Still, it will more as a relief for every music-loving person in or near the Bavarian capital, than a surprise. Holding two major jobs has been the standard for conductors in the last few decades, and often these two commitments were spread left and right of the Atlantic. Petrenko’s jobs involve no jet lag and require just a quick flight from one city to another. And Petrenko professedly returned the orchestra’s warm feelings towards him, fully appreciative of the fact that he reached artistic heights with them, that he couldn’t replicate even at, say, the Bayreuth Fesitval.
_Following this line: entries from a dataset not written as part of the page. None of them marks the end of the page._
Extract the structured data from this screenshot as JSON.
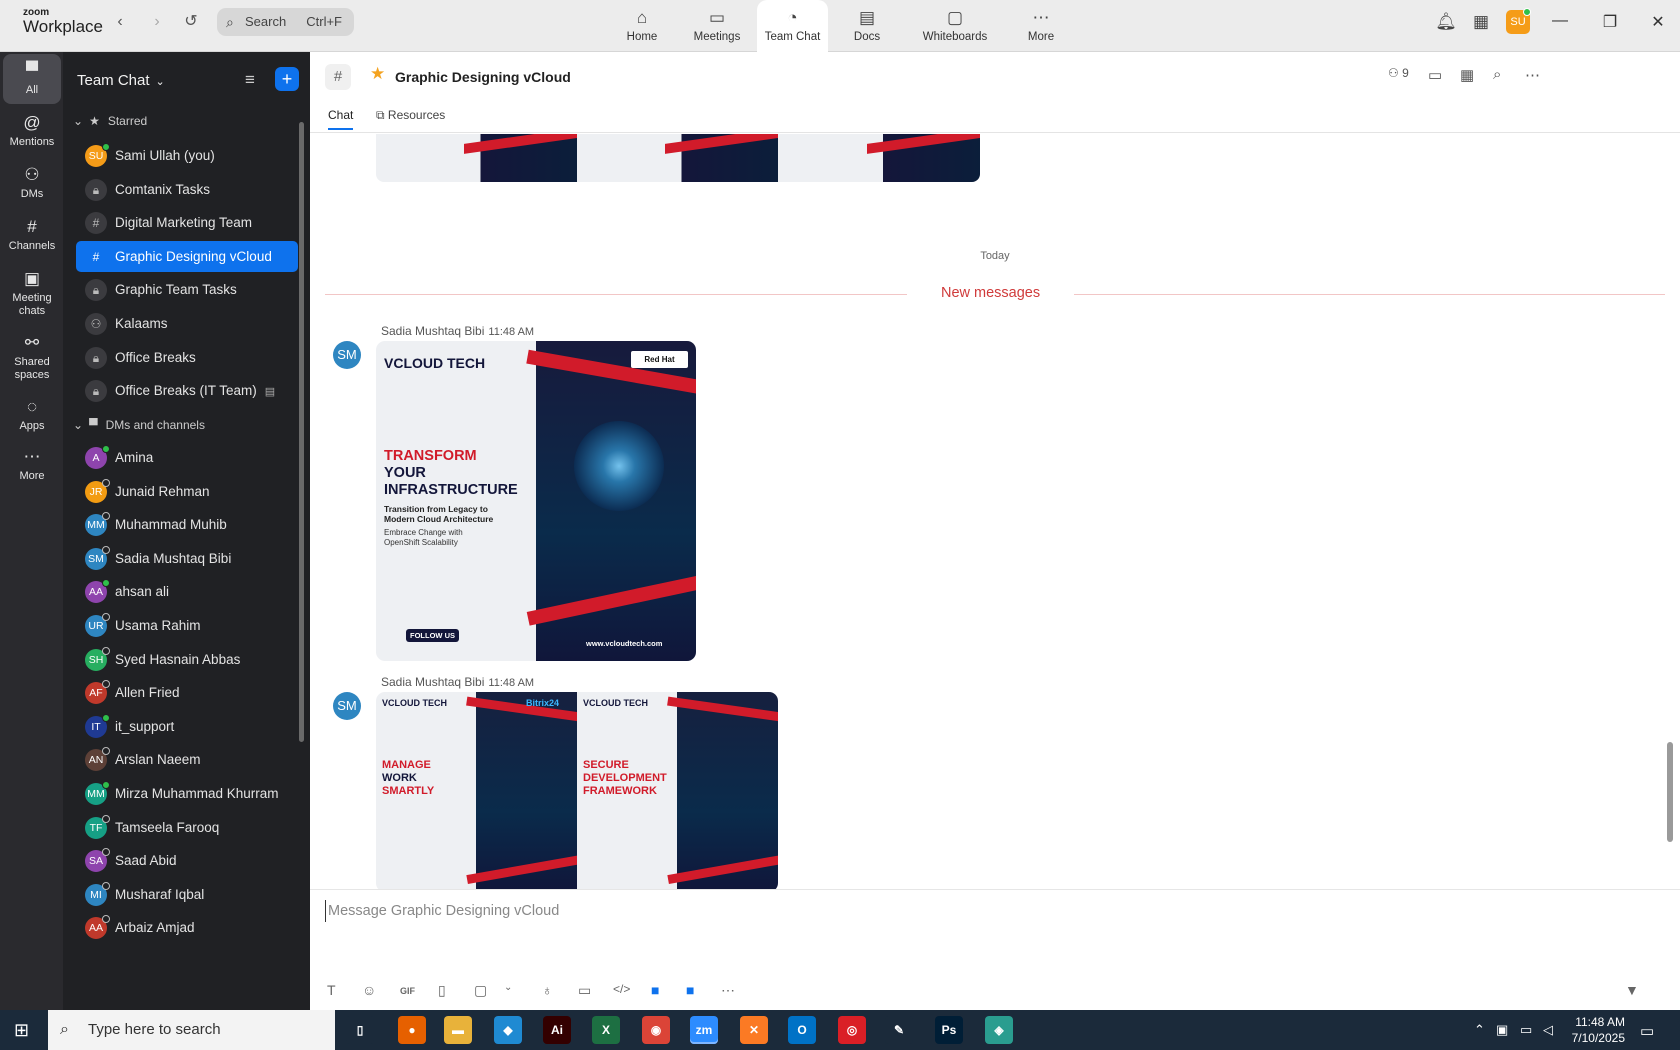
{
  "app": {
    "logo_line1": "zoom",
    "logo_line2": "Workplace",
    "search_placeholder": "Search",
    "search_shortcut": "Ctrl+F",
    "user_initials": "SU"
  },
  "tabs": [
    {
      "label": "Home",
      "icon": "home-icon"
    },
    {
      "label": "Meetings",
      "icon": "video-icon"
    },
    {
      "label": "Team Chat",
      "icon": "chat-icon"
    },
    {
      "label": "Docs",
      "icon": "docs-icon"
    },
    {
      "label": "Whiteboards",
      "icon": "whiteboard-icon"
    },
    {
      "label": "More",
      "icon": "more-icon"
    }
  ],
  "rail": [
    {
      "label": "All"
    },
    {
      "label": "Mentions"
    },
    {
      "label": "DMs"
    },
    {
      "label": "Channels"
    },
    {
      "label": "Meeting chats"
    },
    {
      "label": "Shared spaces"
    },
    {
      "label": "Apps"
    },
    {
      "label": "More"
    }
  ],
  "sidebar": {
    "title": "Team Chat",
    "starred_label": "Starred",
    "starred": [
      {
        "label": "Sami Ullah (you)",
        "initials": "SU",
        "color": "#f59c18",
        "status": "online",
        "kind": "avatar"
      },
      {
        "label": "Comtanix Tasks",
        "kind": "lock"
      },
      {
        "label": "Digital Marketing Team",
        "kind": "hash"
      },
      {
        "label": "Graphic Designing vCloud",
        "kind": "hash",
        "active": true
      },
      {
        "label": "Graphic Team Tasks",
        "kind": "lock"
      },
      {
        "label": "Kalaams",
        "kind": "group"
      },
      {
        "label": "Office Breaks",
        "kind": "lock"
      },
      {
        "label": "Office Breaks (IT Team)",
        "kind": "lock",
        "archived": true
      }
    ],
    "dms_label": "DMs and channels",
    "dms": [
      {
        "label": "Amina",
        "initials": "A",
        "color": "#8e44ad",
        "status": "online"
      },
      {
        "label": "Junaid Rehman",
        "initials": "JR",
        "color": "#f39c12",
        "status": "away"
      },
      {
        "label": "Muhammad Muhib",
        "initials": "MM",
        "color": "#2e86c1",
        "status": "away"
      },
      {
        "label": "Sadia Mushtaq Bibi",
        "initials": "SM",
        "color": "#2e86c1",
        "status": "away"
      },
      {
        "label": "ahsan ali",
        "initials": "AA",
        "color": "#8e44ad",
        "status": "online"
      },
      {
        "label": "Usama Rahim",
        "initials": "UR",
        "color": "#2e86c1",
        "status": "away"
      },
      {
        "label": "Syed Hasnain Abbas",
        "initials": "SH",
        "color": "#27ae60",
        "status": "away"
      },
      {
        "label": "Allen Fried",
        "initials": "AF",
        "color": "#c0392b",
        "status": "away"
      },
      {
        "label": "it_support",
        "initials": "IT",
        "color": "#1f3a93",
        "status": "online"
      },
      {
        "label": "Arslan Naeem",
        "initials": "AN",
        "color": "#5d4037",
        "status": "away"
      },
      {
        "label": "Mirza Muhammad Khurram",
        "initials": "MM",
        "color": "#16a085",
        "status": "online"
      },
      {
        "label": "Tamseela Farooq",
        "initials": "TF",
        "color": "#16a085",
        "status": "away"
      },
      {
        "label": "Saad Abid",
        "initials": "SA",
        "color": "#8e44ad",
        "status": "away"
      },
      {
        "label": "Musharaf Iqbal",
        "initials": "MI",
        "color": "#2e86c1",
        "status": "away"
      },
      {
        "label": "Arbaiz Amjad",
        "initials": "AA",
        "color": "#c0392b",
        "status": "away"
      }
    ]
  },
  "channel": {
    "name": "Graphic Designing vCloud",
    "members": "9",
    "tab_chat": "Chat",
    "tab_resources": "Resources",
    "today_label": "Today",
    "new_messages_label": "New messages",
    "composer_placeholder": "Message Graphic Designing vCloud",
    "gif_label": "GIF"
  },
  "messages": [
    {
      "sender": "Sadia Mushtaq Bibi",
      "time": "11:48 AM",
      "initials": "SM"
    },
    {
      "sender": "Sadia Mushtaq Bibi",
      "time": "11:48 AM",
      "initials": "SM"
    }
  ],
  "poster1": {
    "brand": "VCLOUD TECH",
    "partner": "Red Hat",
    "headline1": "TRANSFORM",
    "headline2": "YOUR",
    "headline3": "INFRASTRUCTURE",
    "sub1": "Transition from Legacy to",
    "sub2": "Modern Cloud Architecture",
    "sub3": "Embrace Change with",
    "sub4": "OpenShift Scalability",
    "follow": "FOLLOW US",
    "website": "www.vcloudtech.com"
  },
  "poster2": {
    "brand": "VCLOUD TECH",
    "partner": "Bitrix24",
    "headline1": "MANAGE",
    "headline2": "WORK",
    "headline3": "SMARTLY"
  },
  "poster3": {
    "brand": "VCLOUD TECH",
    "headline1": "SECURE",
    "headline2": "DEVELOPMENT",
    "headline3": "FRAMEWORK"
  },
  "taskbar": {
    "search_placeholder": "Type here to search",
    "time": "11:48 AM",
    "date": "7/10/2025",
    "apps": [
      {
        "name": "task-view",
        "label": "▯",
        "color": "#1b2a3a"
      },
      {
        "name": "firefox",
        "label": "●",
        "color": "#e66000"
      },
      {
        "name": "file-explorer",
        "label": "▬",
        "color": "#e8b23a"
      },
      {
        "name": "vscode",
        "label": "◆",
        "color": "#1f8ad2"
      },
      {
        "name": "illustrator",
        "label": "Ai",
        "color": "#330000"
      },
      {
        "name": "excel",
        "label": "X",
        "color": "#1d6f42"
      },
      {
        "name": "chrome",
        "label": "◉",
        "color": "#db4437"
      },
      {
        "name": "zoom",
        "label": "zm",
        "color": "#2d8cff"
      },
      {
        "name": "xampp",
        "label": "✕",
        "color": "#fb7a24"
      },
      {
        "name": "outlook",
        "label": "O",
        "color": "#0072c6"
      },
      {
        "name": "creative-cloud",
        "label": "◎",
        "color": "#da1f26"
      },
      {
        "name": "pen-tool",
        "label": "✎",
        "color": "#1b2a3a"
      },
      {
        "name": "photoshop",
        "label": "Ps",
        "color": "#001e36"
      },
      {
        "name": "app-diamond",
        "label": "◈",
        "color": "#2a9d8f"
      }
    ]
  }
}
To accommodate his duties in Berlin, Petrenko will be the official guest conductor of the Munich Opera for the final season of his contract, in 2020/21. The Berlin Philharmonic, meanwhile, is cooperative at the beginning of his tenure there. As the Berlin Philharmonic, which sent out a press release just hours before the State Opera announced the contract renewal, said: “with respect to his obligations with Bavarian State Opera in Munich, Kirill Petrenko will initially take on only a limited number of concerts during his first season as chief conductor in Berlin.” In the 2016/2017 and 2017/2018 seasons, Kirill Petrenko will appear as a guest conductor with the Berlin Philharmonic. During the 2018/19 season, he will take them on tour and conduct several concert programs. A press conference with Kirill Petrenko in Berlin is announced and will take place within the next few days.

Petrenko took up his duties in Munich in autumn 2013 with a new production of Richard Strauss’s Die Frau ohne Schatten and has since then conducted the premieres of new productions of La clemenza di Tito, Die Soldaten, Lucia di Lammermoor and Lulu.